The end of the 6 seconds, 1.2 MB clip shows you what I mean.

       link to follow here 

Beat adjustment:  Once the clock is on the wall, insert the pendulum hook into the square space of the suspension rod, best to hold it on the hook at the two screws. Swing the pendulum gently, so that the ticking just continues. Listen carefully that this is even – not “limping”. If it does “limp” to one side, unhook the pendulum, and lead the suspension rod to the side it limps. (that is further than the normal movement of the pendulum)

When you come to a stop, press the suspension rod carefully a fraction further.

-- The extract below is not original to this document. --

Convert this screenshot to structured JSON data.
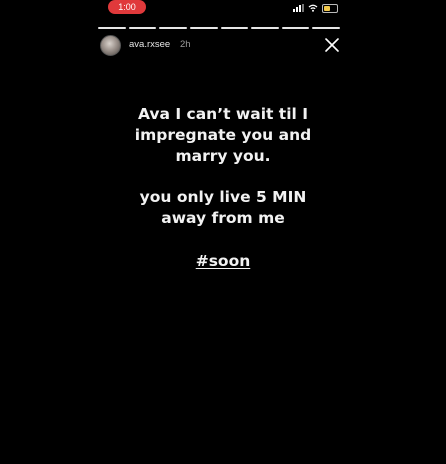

Re-hang the pendulum, swing it and listen as before. Repeat if necessary or if you overdid it, do the same adjusting to the other side. One could do this with the pendulum in place, but your fine  feeling might be impeded.


Regulating the clock:  When regulating turn the rating nut beneath the disc. One turn will give a change in time-keeping of ca. 1 minute in 24 hours. You will find out the exact rating.  (Up – to make it faster, lower -slower).


Hand-setting:  You can set the time by turning the minute hand forward or back. One can do that without stopping at the half hour to let the clock strike. However if you come to a sudden resistance, do not force the hand further, but lead it back a little and let the strike run its turn, then move on.

Don’t set the clock fast forward over 12 o’clock, but let it strike there fully. That’s just a precaution.


Should the clock strike the wrong hour consistently (e.g.  4 x on 2 o’clock, 5 x on 3 o’clock etc.  which means that the hour hand has been moved on the round shaft inadvertently) simply move the hour hand to the number just struck. Then adjust the time via the minute hand.

The hour hand has a round bush sitting on a round shaft. (with a fair amount of friction)

The minute hand has a square hole.

You can adjust the time forward or back when the clock is not in striking mode. (Also not at ca. 5 min. before the hour and half-hour.)


Strike switch-off:  The short brass rod on the left is attached to a brass lever which lifts the hammer. Pull down to stop the strike and push up to resume. The strike train wheels will still move.


Service and maintenance:  The clock movement should be cleaned, checked and re-oiled after  ca. 4 years by a qualified clockmaker, not necessary a complete dis-mantling. That I recommend after another 4 year period.


Should you have touched brass parts, e. g. the pendulum disc or the grid, wipe the metal with a dry clean cloth, but do not use strong solvents, (cleaning benzene can be used if necessary on the lacquered brass parts).